While educators could not agree on who or what was ultimately responsible for the widespread lack of basic skills among high school graduates, they did agree that their own efforts significantly improved student skills. While the effectiveness of remedial education is difficult to study, the few studies that have been conducted show that students who participate in remedial education are significantly more successful in college than are students who need such education but fail to enroll in the requisite courses.34 Independent assessments by researchers like David Breneman and William Haarlow repeat that "remediation is surely a good investment."35 This study suggests that the cost of remedial education per full-time equivalent student in post-secondary schools is about 10 percent less than the cost to produce a "successful" student in high school.
If, as these observations suggest, remedial education is effective and relatively cheap, there is no reason to favor curtailing it. The observation that the lack of basic skills costs post-secondary schools and employers a great deal of money does not mean that the money spent on it is wasteful or unnecessary. To the contrary, with more than a third of high school students lacking basic skills, the evidence suggests that we ought to devote even more resources to remedial education.
Rather than cutting back on those who are treating the problem, we should focus our energies on identifying the cause and preventing its occurrence. There is certainly an element of truth in the observations of some remedial education instructors that the social problems of students account for some portion of their failure to acquire basic skills in high school. But educators can do little to change those social conditions. Instead, it is more productive to consider ways in which schools can reduce the number of students who graduate having never learned basic skills.
While this study does not deal at length with solutions to the problem, it is reasonable to conclude with some possible solutions to this burgeoning problem of remedial education:
1. Public school districts and private schools should implement a rigorous test that students must pass before graduating from high school. At the very least, this would re-enforce the idea that there is an academic standard high school students are expected to attain in order to graduate. While it is no panacea, a graduation test would help to shore up the integrity of a high school diploma and give high schools a greater incentive to ensure that their students acquired basic skills.
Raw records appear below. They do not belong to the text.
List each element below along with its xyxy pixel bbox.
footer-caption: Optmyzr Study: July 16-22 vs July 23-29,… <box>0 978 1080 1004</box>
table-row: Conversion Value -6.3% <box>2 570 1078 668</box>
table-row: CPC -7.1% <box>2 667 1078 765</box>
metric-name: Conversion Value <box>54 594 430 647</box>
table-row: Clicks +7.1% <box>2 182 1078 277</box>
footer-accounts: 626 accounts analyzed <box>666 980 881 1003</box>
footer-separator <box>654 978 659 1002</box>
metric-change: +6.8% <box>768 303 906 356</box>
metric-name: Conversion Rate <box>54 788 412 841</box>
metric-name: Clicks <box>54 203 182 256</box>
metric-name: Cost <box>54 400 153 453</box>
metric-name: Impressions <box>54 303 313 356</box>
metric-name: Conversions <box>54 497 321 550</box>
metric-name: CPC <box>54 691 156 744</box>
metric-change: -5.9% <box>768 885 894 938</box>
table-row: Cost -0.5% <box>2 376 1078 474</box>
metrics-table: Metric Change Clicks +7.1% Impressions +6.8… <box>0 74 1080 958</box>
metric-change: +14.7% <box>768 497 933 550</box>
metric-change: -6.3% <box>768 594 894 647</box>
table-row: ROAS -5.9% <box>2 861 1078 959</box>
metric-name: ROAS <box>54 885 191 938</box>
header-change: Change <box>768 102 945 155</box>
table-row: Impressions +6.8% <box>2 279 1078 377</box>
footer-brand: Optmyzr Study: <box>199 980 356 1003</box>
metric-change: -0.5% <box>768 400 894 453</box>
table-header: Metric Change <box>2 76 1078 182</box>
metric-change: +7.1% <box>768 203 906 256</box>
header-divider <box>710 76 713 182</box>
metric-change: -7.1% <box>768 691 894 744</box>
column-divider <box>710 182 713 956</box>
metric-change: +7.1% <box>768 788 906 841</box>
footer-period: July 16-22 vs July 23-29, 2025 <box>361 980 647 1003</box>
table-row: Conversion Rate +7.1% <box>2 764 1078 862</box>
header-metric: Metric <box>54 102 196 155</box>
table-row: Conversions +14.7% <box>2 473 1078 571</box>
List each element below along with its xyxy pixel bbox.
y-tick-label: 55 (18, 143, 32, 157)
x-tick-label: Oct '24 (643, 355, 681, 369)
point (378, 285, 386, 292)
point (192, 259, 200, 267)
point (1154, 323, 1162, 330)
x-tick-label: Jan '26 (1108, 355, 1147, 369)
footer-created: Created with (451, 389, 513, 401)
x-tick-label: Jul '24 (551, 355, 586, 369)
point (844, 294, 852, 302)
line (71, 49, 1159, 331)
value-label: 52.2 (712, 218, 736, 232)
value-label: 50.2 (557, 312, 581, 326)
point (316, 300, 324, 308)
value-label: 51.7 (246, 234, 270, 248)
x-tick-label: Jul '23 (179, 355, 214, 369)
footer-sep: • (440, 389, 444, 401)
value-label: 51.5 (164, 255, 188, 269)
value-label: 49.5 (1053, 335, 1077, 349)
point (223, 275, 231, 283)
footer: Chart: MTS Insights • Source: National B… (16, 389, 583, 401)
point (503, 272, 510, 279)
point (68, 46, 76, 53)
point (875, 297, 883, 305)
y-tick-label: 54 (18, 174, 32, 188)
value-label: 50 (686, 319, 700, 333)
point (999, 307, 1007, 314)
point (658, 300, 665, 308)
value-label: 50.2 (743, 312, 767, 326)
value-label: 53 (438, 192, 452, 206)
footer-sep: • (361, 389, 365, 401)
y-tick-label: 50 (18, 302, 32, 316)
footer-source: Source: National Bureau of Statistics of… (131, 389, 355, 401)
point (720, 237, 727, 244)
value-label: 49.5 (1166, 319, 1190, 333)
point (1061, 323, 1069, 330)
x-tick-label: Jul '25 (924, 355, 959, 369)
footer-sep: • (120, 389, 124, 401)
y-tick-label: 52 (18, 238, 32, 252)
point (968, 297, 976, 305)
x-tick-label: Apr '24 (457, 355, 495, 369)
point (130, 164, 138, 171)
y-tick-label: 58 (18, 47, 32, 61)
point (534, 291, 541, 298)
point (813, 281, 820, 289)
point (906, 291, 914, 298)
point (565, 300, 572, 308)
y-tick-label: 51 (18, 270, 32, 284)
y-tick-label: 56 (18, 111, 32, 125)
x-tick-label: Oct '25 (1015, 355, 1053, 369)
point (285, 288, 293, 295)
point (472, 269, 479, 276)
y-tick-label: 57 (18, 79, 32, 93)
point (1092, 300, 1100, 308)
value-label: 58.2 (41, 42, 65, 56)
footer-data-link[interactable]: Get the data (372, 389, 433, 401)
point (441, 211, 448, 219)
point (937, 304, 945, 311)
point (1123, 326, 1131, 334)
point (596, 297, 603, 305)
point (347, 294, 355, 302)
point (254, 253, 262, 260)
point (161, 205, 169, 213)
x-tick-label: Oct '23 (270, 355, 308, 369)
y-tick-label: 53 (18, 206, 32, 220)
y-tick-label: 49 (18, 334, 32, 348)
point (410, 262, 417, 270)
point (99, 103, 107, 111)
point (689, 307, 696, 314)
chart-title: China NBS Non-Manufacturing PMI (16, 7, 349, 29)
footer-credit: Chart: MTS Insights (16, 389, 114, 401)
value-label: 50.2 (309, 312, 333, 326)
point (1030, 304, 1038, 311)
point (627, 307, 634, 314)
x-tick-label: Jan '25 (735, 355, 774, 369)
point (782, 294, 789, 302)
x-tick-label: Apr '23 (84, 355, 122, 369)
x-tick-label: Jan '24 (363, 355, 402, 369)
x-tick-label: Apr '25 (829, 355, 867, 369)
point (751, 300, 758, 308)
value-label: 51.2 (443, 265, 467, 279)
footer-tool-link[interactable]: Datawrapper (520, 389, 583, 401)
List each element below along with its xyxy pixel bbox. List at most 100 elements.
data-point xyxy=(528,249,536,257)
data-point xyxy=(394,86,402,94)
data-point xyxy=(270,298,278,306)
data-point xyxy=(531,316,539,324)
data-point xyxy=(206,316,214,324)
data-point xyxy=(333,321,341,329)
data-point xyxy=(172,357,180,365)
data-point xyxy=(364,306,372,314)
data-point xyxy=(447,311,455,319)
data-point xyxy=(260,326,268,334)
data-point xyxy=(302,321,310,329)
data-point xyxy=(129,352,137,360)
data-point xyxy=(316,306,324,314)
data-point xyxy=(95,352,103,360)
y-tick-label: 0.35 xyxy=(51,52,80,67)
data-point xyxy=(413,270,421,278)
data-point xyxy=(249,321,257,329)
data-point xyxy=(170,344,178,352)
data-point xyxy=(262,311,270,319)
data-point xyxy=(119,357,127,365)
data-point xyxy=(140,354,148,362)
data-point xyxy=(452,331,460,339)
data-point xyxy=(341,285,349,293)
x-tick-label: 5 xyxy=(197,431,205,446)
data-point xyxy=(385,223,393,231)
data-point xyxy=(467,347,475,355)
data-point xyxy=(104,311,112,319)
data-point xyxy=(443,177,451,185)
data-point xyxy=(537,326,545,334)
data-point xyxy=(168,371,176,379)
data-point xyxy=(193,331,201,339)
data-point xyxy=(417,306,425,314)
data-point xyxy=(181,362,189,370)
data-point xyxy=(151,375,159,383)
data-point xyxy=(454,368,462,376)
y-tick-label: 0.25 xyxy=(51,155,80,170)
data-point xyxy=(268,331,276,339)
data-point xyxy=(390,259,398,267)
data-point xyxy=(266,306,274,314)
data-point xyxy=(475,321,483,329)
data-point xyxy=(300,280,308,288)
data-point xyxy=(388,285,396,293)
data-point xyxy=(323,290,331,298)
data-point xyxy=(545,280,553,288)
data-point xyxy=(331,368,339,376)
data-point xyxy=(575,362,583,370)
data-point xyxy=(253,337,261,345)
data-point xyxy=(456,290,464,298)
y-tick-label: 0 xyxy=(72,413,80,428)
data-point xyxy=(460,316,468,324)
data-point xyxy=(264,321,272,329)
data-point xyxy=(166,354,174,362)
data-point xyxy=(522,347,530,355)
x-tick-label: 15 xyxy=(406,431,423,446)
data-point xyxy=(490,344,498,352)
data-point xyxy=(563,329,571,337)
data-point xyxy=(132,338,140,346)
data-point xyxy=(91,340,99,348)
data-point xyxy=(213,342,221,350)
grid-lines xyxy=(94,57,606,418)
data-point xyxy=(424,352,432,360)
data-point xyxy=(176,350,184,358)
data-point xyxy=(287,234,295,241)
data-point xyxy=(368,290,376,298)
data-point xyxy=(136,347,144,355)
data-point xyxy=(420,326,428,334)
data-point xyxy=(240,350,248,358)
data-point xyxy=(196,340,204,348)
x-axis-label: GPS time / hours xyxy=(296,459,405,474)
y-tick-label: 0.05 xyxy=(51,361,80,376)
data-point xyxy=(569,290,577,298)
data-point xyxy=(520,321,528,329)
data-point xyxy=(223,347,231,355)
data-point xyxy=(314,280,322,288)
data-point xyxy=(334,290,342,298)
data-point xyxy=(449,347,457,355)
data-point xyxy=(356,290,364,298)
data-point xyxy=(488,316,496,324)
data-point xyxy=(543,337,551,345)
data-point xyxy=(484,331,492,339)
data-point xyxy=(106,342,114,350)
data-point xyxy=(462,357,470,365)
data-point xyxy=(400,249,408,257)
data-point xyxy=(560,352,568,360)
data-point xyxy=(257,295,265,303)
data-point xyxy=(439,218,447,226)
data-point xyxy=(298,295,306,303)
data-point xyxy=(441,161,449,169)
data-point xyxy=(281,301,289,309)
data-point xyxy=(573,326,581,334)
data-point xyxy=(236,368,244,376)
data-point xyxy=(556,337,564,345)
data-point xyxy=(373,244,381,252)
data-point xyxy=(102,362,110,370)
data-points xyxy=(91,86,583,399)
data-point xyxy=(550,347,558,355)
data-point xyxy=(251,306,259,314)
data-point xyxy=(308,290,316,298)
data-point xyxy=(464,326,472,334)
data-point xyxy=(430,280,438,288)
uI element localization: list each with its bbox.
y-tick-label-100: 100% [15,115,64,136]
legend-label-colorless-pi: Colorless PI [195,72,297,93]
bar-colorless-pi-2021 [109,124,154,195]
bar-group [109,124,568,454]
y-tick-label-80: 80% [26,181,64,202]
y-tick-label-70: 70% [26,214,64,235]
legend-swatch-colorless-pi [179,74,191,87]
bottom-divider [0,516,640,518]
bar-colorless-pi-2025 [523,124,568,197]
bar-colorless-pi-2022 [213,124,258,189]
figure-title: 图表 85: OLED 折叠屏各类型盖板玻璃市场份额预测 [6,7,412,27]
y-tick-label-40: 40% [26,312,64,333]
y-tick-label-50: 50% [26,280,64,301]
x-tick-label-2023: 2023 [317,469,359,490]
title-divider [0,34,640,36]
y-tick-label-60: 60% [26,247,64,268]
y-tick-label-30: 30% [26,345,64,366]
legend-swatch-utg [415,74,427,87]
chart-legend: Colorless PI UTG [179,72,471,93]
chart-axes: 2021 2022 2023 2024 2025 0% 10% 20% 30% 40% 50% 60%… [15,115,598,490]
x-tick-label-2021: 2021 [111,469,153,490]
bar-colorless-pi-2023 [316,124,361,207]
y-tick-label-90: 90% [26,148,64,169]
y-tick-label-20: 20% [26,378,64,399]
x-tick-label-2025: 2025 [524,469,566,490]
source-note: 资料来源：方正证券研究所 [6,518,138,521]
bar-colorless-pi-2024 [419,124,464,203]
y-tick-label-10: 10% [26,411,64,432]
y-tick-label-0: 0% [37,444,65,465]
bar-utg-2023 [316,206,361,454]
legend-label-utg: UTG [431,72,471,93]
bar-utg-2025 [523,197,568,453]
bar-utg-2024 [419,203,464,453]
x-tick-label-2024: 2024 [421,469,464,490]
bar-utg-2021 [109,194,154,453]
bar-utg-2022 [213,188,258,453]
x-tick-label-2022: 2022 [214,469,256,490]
2. Public school districts and private schools should shoulder at least some of the financial burden of addressing the lack of basic skills among their graduates. A number of organizations have proposed some sort of "money-back guarantee" for high school diplomas. In other words, if high school graduates are unable to demonstrate mastery of basic skills, schools would have to pay for at least some of the cost of remedial education for those students. This financial responsibility would provide a further incentive to schools to ensure that their graduates were minimally competent.
3. Allow families to choose the elementary and secondary schools their children attend. Parents should be able to choose alternative schools for their children when a school or district fails to provide an adequate education. One of the reasons that America's system of higher education attracts the best students from all over the world is the presence of a competitive system that provides students with choices. Post-secondary students can choose among a large number of community colleges, public universities, private colleges, or vocational schools. Meanwhile, elementary and secondary students are assigned to their schools, and are unable to escape poor performing schools unless they possess the financial wherewithal to relocate to a better public school district or pay tuition at a private school. Offering K-12 student the same kind of school choices that we already provide college students will create a more competitive elementary and secondary system that delivers higher quality and greater opportunities.